Anne Chervet

◉ Chaque jour, Anne Chervet part en voyage. Psychologue et neuropsychologue spécialisée en pathologie du vieillissement, elle tente de rejoindre ses patients atteints de maladies neurodégénératives par l’hypnose. Exerçant en milieu gériatrique, elle essaye de les rencontrer là où ils sont et de s’accorder à leur rythme. Son expérience lui permet d’aider les familles, soignants, encadrants et bénévoles à comprendre les problématiques liées au vieillissement et à avoir des échanges non verbaux avec ces personnes. Cette communication n’exige pas moins que d’être dans un état de politesse émotionnelle !

Après toutes ces plongées dans le futur, ces anticipations, ces découvertes, Anne Chervet nous ramène à ce qu’il y a de plus central dans la médecine : l’humain.
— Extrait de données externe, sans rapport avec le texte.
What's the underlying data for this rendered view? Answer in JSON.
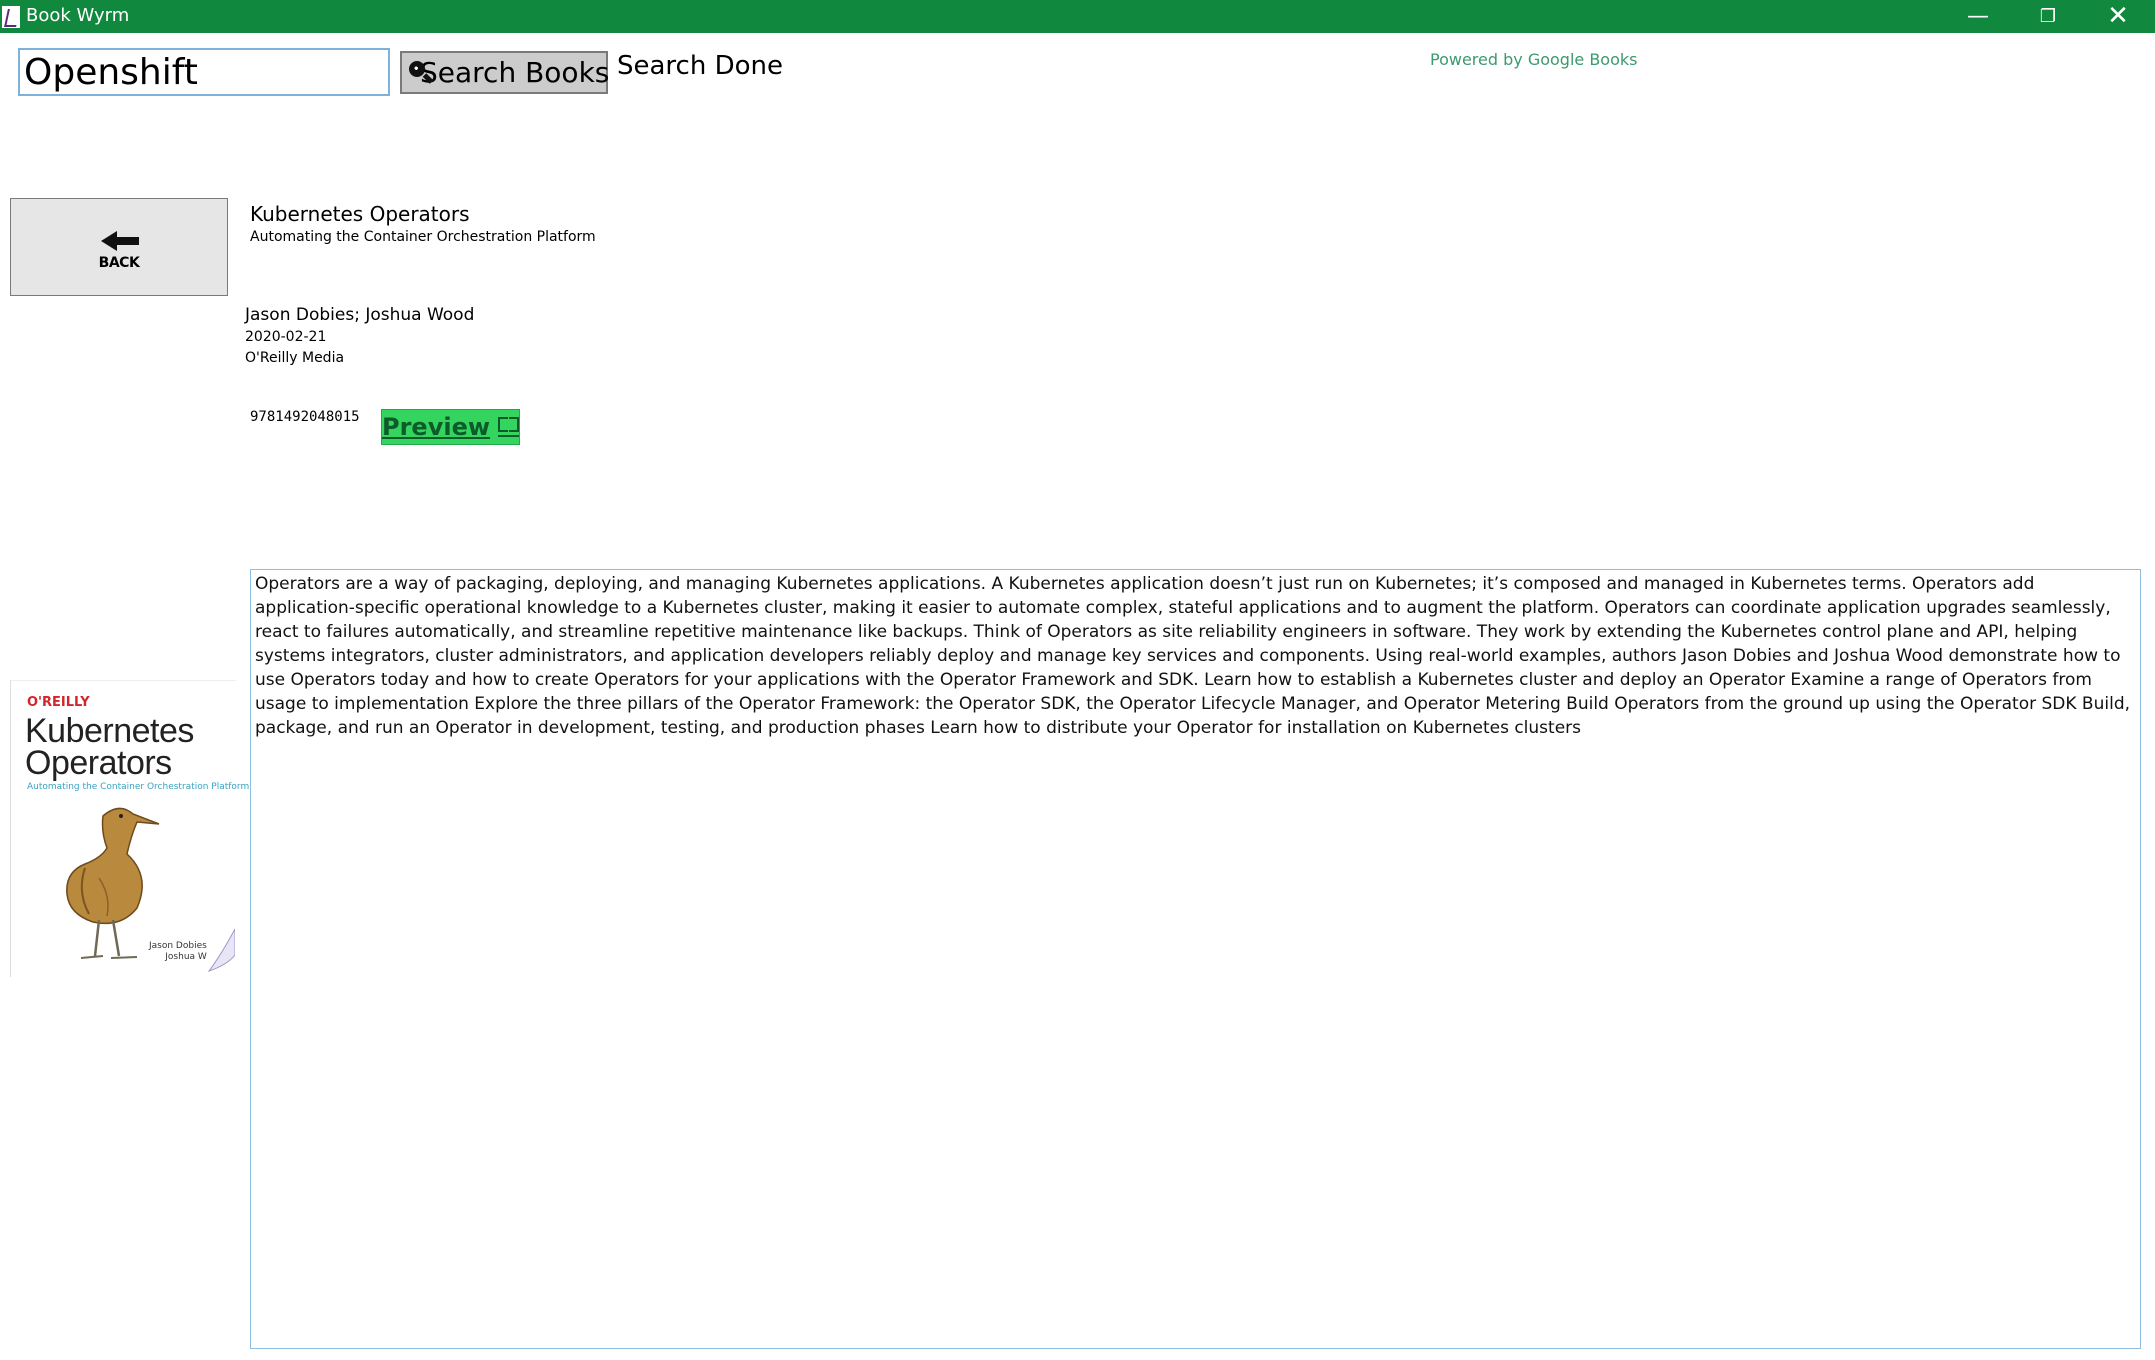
{
  "window": {
    "title": "Book Wyrm",
    "minimize_glyph": "—",
    "maximize_glyph": "❐",
    "close_glyph": "✕"
  },
  "search": {
    "value": "Openshift",
    "button_label": "Search Books",
    "status": "Search Done",
    "attribution": "Powered by Google Books"
  },
  "back_button": {
    "label": "BACK"
  },
  "book": {
    "title": "Kubernetes Operators",
    "subtitle": "Automating the Container Orchestration Platform",
    "authors": "Jason Dobies; Joshua Wood",
    "published_date": "2020-02-21",
    "publisher": "O'Reilly Media",
    "isbn": "9781492048015",
    "preview_label": "Preview",
    "description": "Operators are a way of packaging, deploying, and managing Kubernetes applications. A Kubernetes application doesn’t just run on Kubernetes; it’s composed and managed in Kubernetes terms. Operators add application-specific operational knowledge to a Kubernetes cluster, making it easier to automate complex, stateful applications and to augment the platform. Operators can coordinate application upgrades seamlessly, react to failures automatically, and streamline repetitive maintenance like backups. Think of Operators as site reliability engineers in software. They work by extending the Kubernetes control plane and API, helping systems integrators, cluster administrators, and application developers reliably deploy and manage key services and components. Using real-world examples, authors Jason Dobies and Joshua Wood demonstrate how to use Operators today and how to create Operators for your applications with the Operator Framework and SDK. Learn how to establish a Kubernetes cluster and deploy an Operator Examine a range of Operators from usage to implementation Explore the three pillars of the Operator Framework: the Operator SDK, the Operator Lifecycle Manager, and Operator Metering Build Operators from the ground up using the Operator SDK Build, package, and run an Operator in development, testing, and production phases Learn how to distribute your Operator for installation on Kubernetes clusters"
  },
  "cover": {
    "publisher": "O'REILLY",
    "title_line1": "Kubernetes",
    "title_line2": "Operators",
    "subtitle": "Automating the Container Orchestration Platform",
    "author1": "Jason Dobies",
    "author2": "Joshua W"
  },
  "colors": {
    "titlebar": "#10893e",
    "preview_button": "#33d55e",
    "attribution": "#3c9a6e",
    "input_border": "#7fb2d9"
  },
  "icons": {
    "app": "app-icon",
    "search": "search-icon",
    "back": "arrow-left-icon",
    "preview": "book-icon"
  }
}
Neuropsychologue, spécialisée dans les pathologies du vieillissement, elle utilise l’hypnose dans sa pratique quotidienne. « À un bout de la chaîne, il y a la recherche. À ce bout on trouve l’espoir, l’avenir. De l’autre côté, le présent, l’ici et maintenant. Tous les acteurs de terrain qui prennent en charge les patients et les familles sont confrontés aux peurs, aux incompréhensions, aux angoisses. Car à ce bout-là, il y a la mort ».

Anne Chervet nous emmène dans ce monde à la rencontre de Madeleine, nonagénaire, touchée par Alzheimer, ne parlant plus. Par des techniques issues de l’hypnose (synchronisation qui vise à se mettre au rythme de la personne qui est en face, pour être en harmonie avec elle), Anne va obtenir un petit miracle. Quelques mots de Madeleine. Et mieux encore, une empathie de la vieille dame, qui a réussi à percevoir la fatigue d’Anne ce jour-là et qui, avec son mode de communication très altéré, va parvenir à l’exprimer : « ça ne va pas » dit Madeleine… « Ce vendredi en quittant Madeleine je lui ai demandé combien je lui devais pour la consultation. Elle m’a souri ».

Tous les acteurs de terrain qui prennent en charge les patients et les familles sont confrontés aux peurs, aux incompréhensions, aux angoisses. Car à ce bout-là, il y a la mort.